Dans Mother, il n’y avait aucun objet pour ramener un personnage à la vie au cours d’une bataille, seulement une technique apprise plus tard dans le jeu. Ici, il y existe quelques objets de la sorte qui sont rares et couteux, alors que la technique est apprise extrêmement tard dans le jeu. Sinon allez dans des hôtels. Si vous êtes atteint d’une condition particulière, comme être transformé en diamant, il faut aller dans des cliniques pour voir le médecin ou un guérisseur. Ce n’est pas un bon système selon moi, mais ce n’est pas pire que dans Mother.

Jusqu’à maintenant, beaucoup de négatif, mais c’est parce que je voulais m’en débarrasser en premier lieu, maintenant le positif.

Les batailles suivent encore le modèle du premier jeu, c’est-à-dire que vous ne voyez pas vos personnages, mais les ennemis à l’écran. L’amélioration est qu’au lieu d’un fond noir, maintenant il se passe toutes sortes de choses en arrière-plan, plus souvent des effets psychédéliques. Combattez un taxi sur un fond multicolore en mouvement et vous aurez une bonne idée de ce à quoi peut ressembler un trip d’acide.

La musique, bien que je ne l’aime pas tant que ça comme écoute personnelle, aide à ce principe de trip d’acide et de folie générale, avec plusieurs pièces électroniques de genres variés. La raison pour laquelle je ne l’aime pas pour écoute personnelle est que parfois c’est vraiment chaotique, mais quand vous vous battez contre un ennemi qui ressemble à ce que vous voyez ci-dessous, à quoi vous attendez-vous?
Modèle en pâte à modeler du Starman de EarthBound sur SNES
Un modèle en pâte à modeler fait à partir du design d'un Starman (les extra-terrestres typiques de Mother et EarthBound). Sexy, n'est-ce pas? Je me demande s'ils ont des concours de beauté...
Il y existe encore le mode "Auto", qui est aussi stupide à utiliser que dans le premier jeu dans des batailles difficiles, mais un peu plus utile quand même étant donné que vous pouvez rencontrer des ennemis moins puissants sans avoir le goût de réfléchir à quel tort leur infliger. Ce qui est bien par-dessus tout et qui devrait à tout prix devenir un must dans tout RPG est la fonction d’élimination automatique des ennemis que le jeu détermine que vous pourriez éliminer trop facilement en un coup. Ces ennemis ne vous apportent normalement pas beaucoup d’expérience. Le jeu est assez intelligent pour savoir aussi que vous pourriez éliminer un ennemi de la même façon en commençant avec un avantage.

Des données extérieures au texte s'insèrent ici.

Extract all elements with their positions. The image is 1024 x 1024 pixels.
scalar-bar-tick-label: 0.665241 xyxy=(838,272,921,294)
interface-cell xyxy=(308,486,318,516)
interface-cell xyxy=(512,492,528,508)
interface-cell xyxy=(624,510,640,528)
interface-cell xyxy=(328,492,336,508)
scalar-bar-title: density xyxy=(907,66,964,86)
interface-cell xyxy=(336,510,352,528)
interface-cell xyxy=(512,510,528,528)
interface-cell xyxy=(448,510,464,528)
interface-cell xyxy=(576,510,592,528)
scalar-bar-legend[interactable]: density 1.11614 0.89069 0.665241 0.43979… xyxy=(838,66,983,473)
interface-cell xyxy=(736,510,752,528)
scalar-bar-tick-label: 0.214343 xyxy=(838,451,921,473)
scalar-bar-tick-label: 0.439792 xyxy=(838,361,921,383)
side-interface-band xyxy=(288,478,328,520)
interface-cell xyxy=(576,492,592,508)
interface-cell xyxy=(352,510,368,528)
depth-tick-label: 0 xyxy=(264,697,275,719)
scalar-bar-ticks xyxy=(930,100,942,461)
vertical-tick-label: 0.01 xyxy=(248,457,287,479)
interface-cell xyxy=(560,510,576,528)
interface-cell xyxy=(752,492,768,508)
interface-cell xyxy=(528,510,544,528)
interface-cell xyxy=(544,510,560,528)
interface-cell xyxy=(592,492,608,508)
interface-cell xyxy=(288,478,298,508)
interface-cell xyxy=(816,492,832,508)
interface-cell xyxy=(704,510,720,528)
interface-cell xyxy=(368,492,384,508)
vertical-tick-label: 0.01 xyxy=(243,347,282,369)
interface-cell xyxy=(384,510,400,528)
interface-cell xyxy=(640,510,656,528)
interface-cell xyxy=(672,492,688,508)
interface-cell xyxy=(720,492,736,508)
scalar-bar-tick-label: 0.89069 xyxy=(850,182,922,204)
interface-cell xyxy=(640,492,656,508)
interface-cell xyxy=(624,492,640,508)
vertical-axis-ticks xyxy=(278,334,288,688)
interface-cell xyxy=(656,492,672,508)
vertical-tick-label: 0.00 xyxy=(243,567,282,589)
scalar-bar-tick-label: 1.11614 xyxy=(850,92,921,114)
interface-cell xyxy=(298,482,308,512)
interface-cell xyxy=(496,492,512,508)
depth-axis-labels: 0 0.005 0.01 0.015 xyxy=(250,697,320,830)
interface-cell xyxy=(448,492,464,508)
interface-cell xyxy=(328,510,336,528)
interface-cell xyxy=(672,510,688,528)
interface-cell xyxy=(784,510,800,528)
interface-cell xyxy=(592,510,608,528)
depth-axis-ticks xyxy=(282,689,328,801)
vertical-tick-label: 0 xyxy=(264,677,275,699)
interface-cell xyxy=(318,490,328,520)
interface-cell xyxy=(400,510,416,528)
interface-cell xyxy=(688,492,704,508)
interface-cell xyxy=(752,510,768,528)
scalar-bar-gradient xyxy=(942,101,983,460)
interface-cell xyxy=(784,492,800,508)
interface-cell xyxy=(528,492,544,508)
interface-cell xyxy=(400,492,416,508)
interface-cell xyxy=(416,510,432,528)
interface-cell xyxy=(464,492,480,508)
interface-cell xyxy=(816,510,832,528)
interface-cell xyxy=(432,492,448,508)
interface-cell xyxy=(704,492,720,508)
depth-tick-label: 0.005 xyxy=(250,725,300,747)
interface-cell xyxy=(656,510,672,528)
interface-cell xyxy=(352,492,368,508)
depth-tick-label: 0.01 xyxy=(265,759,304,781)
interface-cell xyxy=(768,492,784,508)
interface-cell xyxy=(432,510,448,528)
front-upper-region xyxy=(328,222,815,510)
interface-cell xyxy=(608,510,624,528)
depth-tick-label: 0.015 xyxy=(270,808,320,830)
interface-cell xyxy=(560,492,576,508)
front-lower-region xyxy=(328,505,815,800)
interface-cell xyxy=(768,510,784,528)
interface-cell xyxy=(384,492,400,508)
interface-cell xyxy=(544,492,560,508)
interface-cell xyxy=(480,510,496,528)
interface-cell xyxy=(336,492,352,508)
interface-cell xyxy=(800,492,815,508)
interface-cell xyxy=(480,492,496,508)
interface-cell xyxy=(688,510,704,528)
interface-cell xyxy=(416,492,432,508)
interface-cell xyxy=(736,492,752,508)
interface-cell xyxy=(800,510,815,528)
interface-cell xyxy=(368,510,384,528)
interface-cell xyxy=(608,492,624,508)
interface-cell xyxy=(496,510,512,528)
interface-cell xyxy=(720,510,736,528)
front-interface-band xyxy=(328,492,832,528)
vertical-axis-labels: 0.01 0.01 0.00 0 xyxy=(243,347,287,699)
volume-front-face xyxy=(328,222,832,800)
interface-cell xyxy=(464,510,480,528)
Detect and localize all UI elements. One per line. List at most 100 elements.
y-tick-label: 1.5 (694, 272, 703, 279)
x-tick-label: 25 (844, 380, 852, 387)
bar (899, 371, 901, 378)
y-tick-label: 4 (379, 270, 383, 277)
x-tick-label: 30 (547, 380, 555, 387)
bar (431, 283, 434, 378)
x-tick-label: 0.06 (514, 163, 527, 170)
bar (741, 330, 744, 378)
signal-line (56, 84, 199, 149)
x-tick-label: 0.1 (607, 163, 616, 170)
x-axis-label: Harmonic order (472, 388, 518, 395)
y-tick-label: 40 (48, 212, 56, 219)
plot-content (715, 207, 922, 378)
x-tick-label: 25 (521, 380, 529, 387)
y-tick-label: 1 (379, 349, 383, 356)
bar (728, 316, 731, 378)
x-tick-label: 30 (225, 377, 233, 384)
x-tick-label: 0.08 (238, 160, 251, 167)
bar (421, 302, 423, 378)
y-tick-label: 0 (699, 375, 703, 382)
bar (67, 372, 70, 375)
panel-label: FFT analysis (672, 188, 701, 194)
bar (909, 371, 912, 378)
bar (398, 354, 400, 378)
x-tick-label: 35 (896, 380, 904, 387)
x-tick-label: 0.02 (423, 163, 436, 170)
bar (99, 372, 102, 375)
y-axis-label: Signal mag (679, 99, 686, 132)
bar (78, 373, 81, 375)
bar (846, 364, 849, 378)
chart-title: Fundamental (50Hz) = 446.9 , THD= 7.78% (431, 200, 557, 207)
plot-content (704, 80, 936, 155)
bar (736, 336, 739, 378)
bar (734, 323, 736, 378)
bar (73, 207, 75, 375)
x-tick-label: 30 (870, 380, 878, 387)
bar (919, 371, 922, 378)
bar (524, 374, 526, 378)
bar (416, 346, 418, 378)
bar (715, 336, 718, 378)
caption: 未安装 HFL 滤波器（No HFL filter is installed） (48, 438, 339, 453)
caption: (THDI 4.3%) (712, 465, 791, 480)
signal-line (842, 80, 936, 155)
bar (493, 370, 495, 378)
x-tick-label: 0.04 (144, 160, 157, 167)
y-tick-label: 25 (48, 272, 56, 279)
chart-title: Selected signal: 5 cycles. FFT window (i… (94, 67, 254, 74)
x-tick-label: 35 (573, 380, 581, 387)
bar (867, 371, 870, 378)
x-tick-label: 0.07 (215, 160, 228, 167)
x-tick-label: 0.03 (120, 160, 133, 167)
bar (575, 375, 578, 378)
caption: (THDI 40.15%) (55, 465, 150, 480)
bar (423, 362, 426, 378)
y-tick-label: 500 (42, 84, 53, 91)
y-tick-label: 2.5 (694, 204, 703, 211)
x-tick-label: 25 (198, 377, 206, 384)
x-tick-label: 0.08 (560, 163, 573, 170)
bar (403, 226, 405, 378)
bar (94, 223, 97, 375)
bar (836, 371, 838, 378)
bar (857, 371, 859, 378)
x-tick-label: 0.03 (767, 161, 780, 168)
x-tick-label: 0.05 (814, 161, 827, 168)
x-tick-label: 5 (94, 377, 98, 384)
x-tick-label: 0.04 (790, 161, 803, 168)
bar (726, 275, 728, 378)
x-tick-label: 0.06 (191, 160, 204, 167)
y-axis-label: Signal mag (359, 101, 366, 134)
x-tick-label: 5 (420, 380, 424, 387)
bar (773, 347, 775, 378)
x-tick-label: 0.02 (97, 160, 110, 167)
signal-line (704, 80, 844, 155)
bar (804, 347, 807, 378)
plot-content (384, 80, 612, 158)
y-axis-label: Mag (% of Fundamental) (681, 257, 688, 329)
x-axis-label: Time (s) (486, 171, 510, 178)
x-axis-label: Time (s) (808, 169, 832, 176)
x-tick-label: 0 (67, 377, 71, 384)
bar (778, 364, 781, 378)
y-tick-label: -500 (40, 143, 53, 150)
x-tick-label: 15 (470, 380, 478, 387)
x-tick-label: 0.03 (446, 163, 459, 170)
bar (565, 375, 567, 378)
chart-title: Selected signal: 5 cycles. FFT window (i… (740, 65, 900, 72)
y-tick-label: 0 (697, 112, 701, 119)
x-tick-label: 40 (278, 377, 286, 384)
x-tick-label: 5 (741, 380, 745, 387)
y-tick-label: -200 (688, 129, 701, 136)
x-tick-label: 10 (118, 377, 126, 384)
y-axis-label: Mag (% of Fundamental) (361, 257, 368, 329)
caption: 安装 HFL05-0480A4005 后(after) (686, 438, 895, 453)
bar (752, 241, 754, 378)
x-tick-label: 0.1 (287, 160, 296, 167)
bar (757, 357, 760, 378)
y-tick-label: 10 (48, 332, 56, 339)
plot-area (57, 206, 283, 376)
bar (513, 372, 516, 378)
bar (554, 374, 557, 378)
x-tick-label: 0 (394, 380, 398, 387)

Quel est cet avantage? C’est quelque chose que l’on voit aussi dans des jeux comme Paper Mario sorti quelques années plus tard. Lorsque vous vous promenez, les ennemis ont tendance à courir vers vous (sauf si vous avez tué le boss de la région, une touche intéressante, alors ils se sauvent). Si vous réussissez à accomplir le contraire, les surprendre par derrière sans qu’ils ne vous voient, l’écran aura une transition verte vous indiquant que vous pourrez avoir un tour de commencement sans que le ou les ennemis puissent attaquer. Durant ce tour, tous les membres de votre équipe pourront faire ce que vous décidez qu’ils fassent. Si vous tournez le dos à un ennemi qui vous coure après, il aura cet avantage, alors parfois il est mieux d’arrêter de se sauver et de faire face à un ennemi qui vous poursuit s’il semble trop rapide (ou s’il bouge dans des mouvements irréguliers, comme les vaisseaux spatiaux). Autre chose intéressante et que je n’ai pas vraiment vu ailleurs autant que je m’en rappelle est que lorsque l’écran entre en transition, parce qu’un ennemi vous a heurté, s’il y a d’autres ennemis aux alentours sur la carte, ils ont un moment pour se joindre à la bataille. Alors faites attention de seulement commencer des batailles dans un endroit peu peuplé dans la mesure du possible. J’adore cette attention au détail du jeu, alors que d’autres RPGs se contentent de montrer une tortue, par exemple, qui fait commencer une bataille contre 3 tortues et 2 poissons. Dans EarthBound, WYSIWYG.

À mon avis, la technique de téléportation est apprise trop tard dans le jeu, mais c’était la même chose dans Mother (en plus d’être une technique secrète). Les autres techniques ont aussi tendance à prendre du temps à être apprises, mais elles augmentent rapidement en force. Il ne faut pas non plus oublier les techniques de support qui augmentent encore considérablement votre puissance d’attaque ou votre défense. Cette fois-ci, vous pouvez savoir ce que chaque technique accomplit, mais pas durant les batailles malheureusement. Comme le jeu utilise encore cette gimmick ridicule de la lettre grecque à côté du nom des magies, vous aurez à faire l’effort de retenir ce qu’elles font (ça va pour les techniques d’attaque, car celle le plus à droite est la plus puissante à coup sûr, mais les techniques de support ou de guérison et leurs effets, c’est plus difficile).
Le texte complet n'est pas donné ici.